In fact, many chieftains think it is time India Inc further scaled up their pay packets. Says rpg Group vice-chairman Sanjiv Goenka, "Indian companies are globalising and their CEOs have to have a global mindset keeping in view the market realities. We should gradually move towards market-led global system of compensation for our CEOs." Agrees the Tatas' Gopalakrishnan, "The market does provide one vector for determining compensation." Finally, Escorts group chairman Rajan Nanda, chips in saying, "Fundamentally, Indian firms have to be led by high-calibre leaders to manage world-class businesses." Implied in that last statement is that you can't get such leaders unless you pay them attractively.

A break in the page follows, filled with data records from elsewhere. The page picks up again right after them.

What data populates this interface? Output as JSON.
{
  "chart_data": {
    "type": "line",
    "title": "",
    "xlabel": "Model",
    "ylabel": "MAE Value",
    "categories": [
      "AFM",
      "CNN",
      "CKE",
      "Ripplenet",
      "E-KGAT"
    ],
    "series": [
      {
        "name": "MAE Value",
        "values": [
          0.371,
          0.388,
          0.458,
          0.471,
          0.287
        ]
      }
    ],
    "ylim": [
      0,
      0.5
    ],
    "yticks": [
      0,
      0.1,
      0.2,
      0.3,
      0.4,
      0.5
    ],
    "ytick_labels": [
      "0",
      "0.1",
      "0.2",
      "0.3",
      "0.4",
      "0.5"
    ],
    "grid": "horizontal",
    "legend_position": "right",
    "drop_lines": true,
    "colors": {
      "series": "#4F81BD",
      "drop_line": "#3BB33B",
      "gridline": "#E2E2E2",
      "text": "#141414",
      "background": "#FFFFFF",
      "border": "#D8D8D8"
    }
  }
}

So, how should one decide on CEOs' packages? Answers Asian Paints MD Ashwin Dani, "It's difficult to quantify what a CEO should earn. It should be a function of the perceived value that he would add to the organisation and this could be both quantitative and qualitative depending on the role the CEO performs in the organisation." Adds Nanda, "A CEO should be paid for his responsibilities and his standing in the corporate world." Another option is to pay more if the company's board feels it needs a high-profile personality to lift the firm's bottomline. In such cases, price should not be a barrier.
Let's now see what experts in this field have to say about the issue. Tejpavan Gandhok, country manager, Stern Stewart & Co, feels that CEO pay should be based on a wide range of parameters. For instance, he says that salaries can be linked with two categories of parameters: leading and lagging. While lagging indicators give an idea of the financial performance of the company on the basis of available data, leading ones give you a feel of the future wealth-creation possibilities in the company.
However, involving more factors in determining CEO pay will surely make the issue more complex. As Gandhok admits, even his formula "raises more questions that answers". Well, what else did you expect when it comes to a sensitive, controversial, contentious issue like determining the compensation for Indian CEOs and promoters?